Re: ISSUE-9 Another question about Generate Blank Nodes from Alexandre Bertails on 2011-02-01 (public-rdb2rdf-wg@w3.org from February 2011)

From: Alexandre Bertails <bertails@w3.org>
Date: Tue, 01 Feb 2011 18:46:35 -0500
To: Sören Auer <auer@informatik.uni-leipzig.de>
Cc: Juan Sequeda <juanfederico@gmail.com>, Eric Prud'hommeaux <eric@w3.org>, RDB2RDF Working Group WG <public-rdb2rdf-wg@w3.org>
Message-ID: <1296603995.26739.351.camel@simplet>

On Wed, 2011-02-02 at 00:33 +0100, Sören Auer wrote:
> Am 01.02.2011 23:54, schrieb Alexandre Bertails:
> >> * if there is a candidate key use the candidate key,
> >
> > What if they are several ones? What if there is a NULL value? Does it
> > make really sense to map a row to some arbitrary candidate key?
> 
>  From my point of view it does, since then you can talk about (i.e. link 
> from the Data Web to) that row.

The goal of the Direct Mapping is to give an RDF semantics to an
arbitrary relational database. Bringing the results to the Linked Data
work can be done later.

> 
> >> * if there is no candidate key, but an internal row identifier (e.g.
> >> Virtuoso has such one always) use this row identifier,
> >
> > You can be tempted to use the row identifier but this one must remain
> > hidden as it's not exposed in SQL. It's only accessible by the database
> > vendor, not by the guys relying only on SQL, like in our prototype.
> 
> They might be available by means of a stored procedure or defined 
> function. If they are, why not using them?

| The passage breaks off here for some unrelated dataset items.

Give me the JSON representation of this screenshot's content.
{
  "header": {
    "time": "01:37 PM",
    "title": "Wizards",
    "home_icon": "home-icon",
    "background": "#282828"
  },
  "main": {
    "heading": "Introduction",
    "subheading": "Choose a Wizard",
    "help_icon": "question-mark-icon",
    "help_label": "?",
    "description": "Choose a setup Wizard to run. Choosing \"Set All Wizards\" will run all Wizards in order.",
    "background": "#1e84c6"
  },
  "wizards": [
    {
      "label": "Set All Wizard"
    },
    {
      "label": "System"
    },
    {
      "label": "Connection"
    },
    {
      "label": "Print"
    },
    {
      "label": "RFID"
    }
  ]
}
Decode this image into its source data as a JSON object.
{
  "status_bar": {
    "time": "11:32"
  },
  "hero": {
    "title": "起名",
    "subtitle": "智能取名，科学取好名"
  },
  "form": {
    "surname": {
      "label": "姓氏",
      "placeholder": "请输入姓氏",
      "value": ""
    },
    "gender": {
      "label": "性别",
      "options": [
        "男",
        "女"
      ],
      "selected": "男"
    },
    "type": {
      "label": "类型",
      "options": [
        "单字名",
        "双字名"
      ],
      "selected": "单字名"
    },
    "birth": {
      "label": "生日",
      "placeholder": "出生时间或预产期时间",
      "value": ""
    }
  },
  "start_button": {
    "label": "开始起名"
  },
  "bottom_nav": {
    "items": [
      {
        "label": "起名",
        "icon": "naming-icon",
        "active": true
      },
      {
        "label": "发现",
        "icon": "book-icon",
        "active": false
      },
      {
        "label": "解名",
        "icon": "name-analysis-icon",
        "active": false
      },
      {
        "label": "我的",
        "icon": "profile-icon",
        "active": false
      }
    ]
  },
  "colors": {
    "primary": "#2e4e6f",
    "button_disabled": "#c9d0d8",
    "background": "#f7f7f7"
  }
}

I'd rather no try to do that as we'll have some issues modeling them
both in the denotational semantics and in the rules.

> 
> >> * if nether one exists, generate an identifier using a hash function
> >> over all values of the row + an incremented counter in case duplicate
> >> rows exist
> >
> > "incremented counter" sound like a side-effect to me :-) I'm interested
> > to know how you will simply translate that in a mathematical function
> > (ie. the output depends only on the input).
> 
> Why is that required? Since the duplicate rows are not distinguishable 
> anyway it also doesn't matter if their identifiers are permuted.

The purpose of a semantics is to define precisely the meaning of
something. It's suitable for proofs for example.

By experience, I can tell you that reasoning with side-effects if very
difficult. That's why people use real functions to define a semantics.

So I would say it become "required" as soon as people started speaking
about "semantics" or "algebra".

> 
> > Anyway, the behaviour of such a URI mimics so much the semantics of a
> > Blank Node that I really prefer to see a real Blank Node instead.
> 
> I have the impression the semantics of blank nodes is rather unclear and 
> debated. From a practical point of view the only difference between a 
> blanknode and an IRI is that blank nodes are not unique globally and 
> thus not really usable with Linked Data (which to support is one of the 
> tasks per our charter).

If the Direct Mapping is part of a chain of transformation, this can be
achieved later in this chain.

Alexandre.

> 
> Have a good night,
> 
> Sören
>

Received on Tuesday, 1 February 2011 23:46:34 UTC